We often imagine life as a series of Minotaurs to slay: losing weight, earning that promotion, getting into the right school. What we don’t expect is that, whatever we achieve in life, we will still get lost. We will lose the meaning, lose the plot. And the only guidance for our hearts is a very slender thread: love.
As a child, I was obsessed with drawing maps. I think it was my response to instability, a way to believe I wouldn’t get lost, even if the adults around me were. When I got older, I avoided anything that seemed overly complicated: passionate love affairs, messy emotions. I became a Buddhist and tried to walk a straight path.
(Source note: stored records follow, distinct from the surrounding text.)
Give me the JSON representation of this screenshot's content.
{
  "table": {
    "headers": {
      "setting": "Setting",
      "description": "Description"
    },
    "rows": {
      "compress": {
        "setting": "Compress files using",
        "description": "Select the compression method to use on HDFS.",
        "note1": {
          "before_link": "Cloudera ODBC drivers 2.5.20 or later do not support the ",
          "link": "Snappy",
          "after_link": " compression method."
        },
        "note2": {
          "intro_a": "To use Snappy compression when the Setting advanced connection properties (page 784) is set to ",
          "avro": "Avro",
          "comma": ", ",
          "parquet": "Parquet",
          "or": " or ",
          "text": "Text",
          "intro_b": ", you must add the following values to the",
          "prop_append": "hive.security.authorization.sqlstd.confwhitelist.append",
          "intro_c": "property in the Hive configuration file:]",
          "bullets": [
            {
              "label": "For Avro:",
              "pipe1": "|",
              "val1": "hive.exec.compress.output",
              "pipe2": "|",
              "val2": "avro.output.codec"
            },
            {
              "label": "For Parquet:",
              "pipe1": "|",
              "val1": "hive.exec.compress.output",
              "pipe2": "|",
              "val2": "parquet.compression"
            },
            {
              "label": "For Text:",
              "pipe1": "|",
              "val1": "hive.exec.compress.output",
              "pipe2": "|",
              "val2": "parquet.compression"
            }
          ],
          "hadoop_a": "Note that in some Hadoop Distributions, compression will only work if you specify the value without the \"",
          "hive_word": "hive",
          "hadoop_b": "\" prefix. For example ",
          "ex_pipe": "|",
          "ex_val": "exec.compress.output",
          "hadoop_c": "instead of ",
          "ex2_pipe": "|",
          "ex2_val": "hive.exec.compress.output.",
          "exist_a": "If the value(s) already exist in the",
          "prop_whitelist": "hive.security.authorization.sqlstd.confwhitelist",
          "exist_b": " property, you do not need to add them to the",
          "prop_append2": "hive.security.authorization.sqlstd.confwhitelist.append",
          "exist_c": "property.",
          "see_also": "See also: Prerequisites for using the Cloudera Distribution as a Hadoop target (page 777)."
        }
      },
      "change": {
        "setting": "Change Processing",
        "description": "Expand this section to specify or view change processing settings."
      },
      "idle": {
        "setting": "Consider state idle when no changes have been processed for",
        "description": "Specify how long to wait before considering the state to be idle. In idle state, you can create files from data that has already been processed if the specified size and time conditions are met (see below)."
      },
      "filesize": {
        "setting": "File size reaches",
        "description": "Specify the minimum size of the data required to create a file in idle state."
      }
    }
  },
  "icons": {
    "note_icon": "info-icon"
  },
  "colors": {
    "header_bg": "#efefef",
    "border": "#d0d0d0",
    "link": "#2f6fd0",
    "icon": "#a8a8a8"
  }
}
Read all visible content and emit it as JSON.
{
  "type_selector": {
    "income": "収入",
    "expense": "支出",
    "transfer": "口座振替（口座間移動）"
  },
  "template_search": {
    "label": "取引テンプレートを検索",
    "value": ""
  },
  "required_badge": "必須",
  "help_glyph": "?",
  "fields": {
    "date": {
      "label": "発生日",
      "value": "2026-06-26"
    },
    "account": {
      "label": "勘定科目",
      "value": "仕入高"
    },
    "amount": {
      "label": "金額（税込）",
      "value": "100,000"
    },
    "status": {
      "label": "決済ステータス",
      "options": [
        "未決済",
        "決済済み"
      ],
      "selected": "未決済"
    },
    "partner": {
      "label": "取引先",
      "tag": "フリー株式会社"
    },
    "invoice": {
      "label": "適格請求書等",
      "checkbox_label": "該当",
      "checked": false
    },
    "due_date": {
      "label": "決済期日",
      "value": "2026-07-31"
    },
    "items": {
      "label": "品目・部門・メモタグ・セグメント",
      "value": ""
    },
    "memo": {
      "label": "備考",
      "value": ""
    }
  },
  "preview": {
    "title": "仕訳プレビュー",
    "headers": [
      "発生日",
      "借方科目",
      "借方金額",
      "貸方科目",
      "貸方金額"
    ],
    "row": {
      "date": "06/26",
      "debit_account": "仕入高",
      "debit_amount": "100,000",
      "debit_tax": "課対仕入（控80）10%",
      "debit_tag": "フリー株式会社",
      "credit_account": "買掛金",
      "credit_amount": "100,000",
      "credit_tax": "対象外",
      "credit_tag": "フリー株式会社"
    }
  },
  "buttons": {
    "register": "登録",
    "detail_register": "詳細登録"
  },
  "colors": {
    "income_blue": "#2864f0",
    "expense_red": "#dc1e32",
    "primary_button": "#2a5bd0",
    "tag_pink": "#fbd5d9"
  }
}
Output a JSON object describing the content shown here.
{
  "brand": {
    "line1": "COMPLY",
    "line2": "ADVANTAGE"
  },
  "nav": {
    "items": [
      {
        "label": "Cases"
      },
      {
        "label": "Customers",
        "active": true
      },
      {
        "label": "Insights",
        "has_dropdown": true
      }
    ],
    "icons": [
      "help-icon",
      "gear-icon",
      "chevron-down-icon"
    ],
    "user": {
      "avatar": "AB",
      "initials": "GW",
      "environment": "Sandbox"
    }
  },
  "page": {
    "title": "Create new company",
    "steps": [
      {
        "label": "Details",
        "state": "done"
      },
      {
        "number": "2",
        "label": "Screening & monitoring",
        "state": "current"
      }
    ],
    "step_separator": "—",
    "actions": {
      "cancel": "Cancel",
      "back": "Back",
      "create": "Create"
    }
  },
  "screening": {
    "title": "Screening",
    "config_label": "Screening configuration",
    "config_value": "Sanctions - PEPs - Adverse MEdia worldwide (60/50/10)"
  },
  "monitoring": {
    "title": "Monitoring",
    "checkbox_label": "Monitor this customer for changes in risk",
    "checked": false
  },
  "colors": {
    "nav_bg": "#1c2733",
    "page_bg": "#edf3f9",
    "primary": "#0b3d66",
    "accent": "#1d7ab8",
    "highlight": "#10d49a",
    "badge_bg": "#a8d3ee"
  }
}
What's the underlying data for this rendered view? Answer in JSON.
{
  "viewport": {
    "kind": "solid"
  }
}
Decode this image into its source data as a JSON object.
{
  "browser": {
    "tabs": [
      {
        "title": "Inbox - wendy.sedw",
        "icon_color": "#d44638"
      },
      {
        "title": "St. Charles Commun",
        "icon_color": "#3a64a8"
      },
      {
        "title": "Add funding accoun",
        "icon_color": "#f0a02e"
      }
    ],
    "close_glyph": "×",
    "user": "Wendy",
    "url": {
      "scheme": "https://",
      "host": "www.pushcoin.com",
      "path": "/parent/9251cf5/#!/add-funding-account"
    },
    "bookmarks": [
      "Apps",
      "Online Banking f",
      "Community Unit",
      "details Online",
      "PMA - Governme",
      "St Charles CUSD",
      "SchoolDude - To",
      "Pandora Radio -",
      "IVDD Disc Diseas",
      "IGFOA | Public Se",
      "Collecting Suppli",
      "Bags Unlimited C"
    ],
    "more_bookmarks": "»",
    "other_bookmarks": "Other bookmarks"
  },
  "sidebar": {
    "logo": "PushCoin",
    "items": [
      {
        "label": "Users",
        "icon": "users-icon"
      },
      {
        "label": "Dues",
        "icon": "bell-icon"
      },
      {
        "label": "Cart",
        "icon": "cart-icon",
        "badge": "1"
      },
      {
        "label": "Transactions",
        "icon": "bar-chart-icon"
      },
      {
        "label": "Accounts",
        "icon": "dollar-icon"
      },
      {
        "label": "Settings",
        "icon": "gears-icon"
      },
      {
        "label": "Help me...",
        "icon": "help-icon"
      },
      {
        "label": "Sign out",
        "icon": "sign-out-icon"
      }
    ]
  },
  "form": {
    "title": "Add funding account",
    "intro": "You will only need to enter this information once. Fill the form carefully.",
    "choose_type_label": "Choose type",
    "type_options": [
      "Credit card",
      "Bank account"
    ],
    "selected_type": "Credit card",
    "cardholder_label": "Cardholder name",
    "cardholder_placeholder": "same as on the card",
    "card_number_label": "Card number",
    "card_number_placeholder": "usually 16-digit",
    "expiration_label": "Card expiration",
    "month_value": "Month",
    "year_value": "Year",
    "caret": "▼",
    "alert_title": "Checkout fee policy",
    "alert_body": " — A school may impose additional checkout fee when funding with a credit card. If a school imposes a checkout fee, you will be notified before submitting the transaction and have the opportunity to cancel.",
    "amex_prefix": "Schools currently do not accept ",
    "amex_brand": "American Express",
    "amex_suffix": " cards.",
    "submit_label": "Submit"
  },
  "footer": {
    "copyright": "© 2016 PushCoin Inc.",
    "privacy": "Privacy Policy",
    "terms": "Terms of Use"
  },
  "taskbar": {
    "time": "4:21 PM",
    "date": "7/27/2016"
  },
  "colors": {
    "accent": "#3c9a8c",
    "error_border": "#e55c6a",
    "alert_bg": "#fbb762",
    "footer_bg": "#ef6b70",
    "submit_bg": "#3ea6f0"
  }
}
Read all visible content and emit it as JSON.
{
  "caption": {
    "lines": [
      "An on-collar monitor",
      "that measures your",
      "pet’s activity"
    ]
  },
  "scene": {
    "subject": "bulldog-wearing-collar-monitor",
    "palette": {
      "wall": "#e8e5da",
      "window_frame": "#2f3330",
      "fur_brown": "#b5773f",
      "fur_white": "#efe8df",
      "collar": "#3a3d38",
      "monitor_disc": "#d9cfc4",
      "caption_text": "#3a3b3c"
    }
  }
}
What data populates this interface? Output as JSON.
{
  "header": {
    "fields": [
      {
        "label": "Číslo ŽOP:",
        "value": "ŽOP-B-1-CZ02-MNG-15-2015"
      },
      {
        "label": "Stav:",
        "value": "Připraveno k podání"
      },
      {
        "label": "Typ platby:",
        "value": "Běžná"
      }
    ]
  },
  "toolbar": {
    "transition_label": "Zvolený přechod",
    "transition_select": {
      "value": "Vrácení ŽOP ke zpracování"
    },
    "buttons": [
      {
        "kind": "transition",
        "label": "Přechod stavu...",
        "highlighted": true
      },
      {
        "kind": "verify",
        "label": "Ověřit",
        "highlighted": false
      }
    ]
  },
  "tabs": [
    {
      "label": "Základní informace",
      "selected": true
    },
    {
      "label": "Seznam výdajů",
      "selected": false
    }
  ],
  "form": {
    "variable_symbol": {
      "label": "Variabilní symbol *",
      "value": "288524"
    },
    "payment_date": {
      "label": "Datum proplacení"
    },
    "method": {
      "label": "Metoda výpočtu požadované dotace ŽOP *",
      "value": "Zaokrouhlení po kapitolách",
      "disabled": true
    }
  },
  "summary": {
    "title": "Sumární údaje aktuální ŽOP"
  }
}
Instead, the Buddha’s teachings showed me that the true path is never straight or predictable. There is no escape from illusion. To understand your illusions, you have to test everything for yourself to see whether it is illusory. You have to enter the labyrinth of your own heart and lose your way as corridors shift, all while holding to the thread of love.
What does this mean? It means that when your mind wanders in meditation, how you return it matters more than how long it strayed. It means that in moments of anger, you refuse to wish others harm. In moments of disappointing yourself, you refuse to abandon yourself.
The true path is long, because after every insight, you still have to walk further in the dark. But as your eyes adjust and your fingers grow sure of the thread, you start to see that the path is also beautiful, and that getting lost was never something to fear.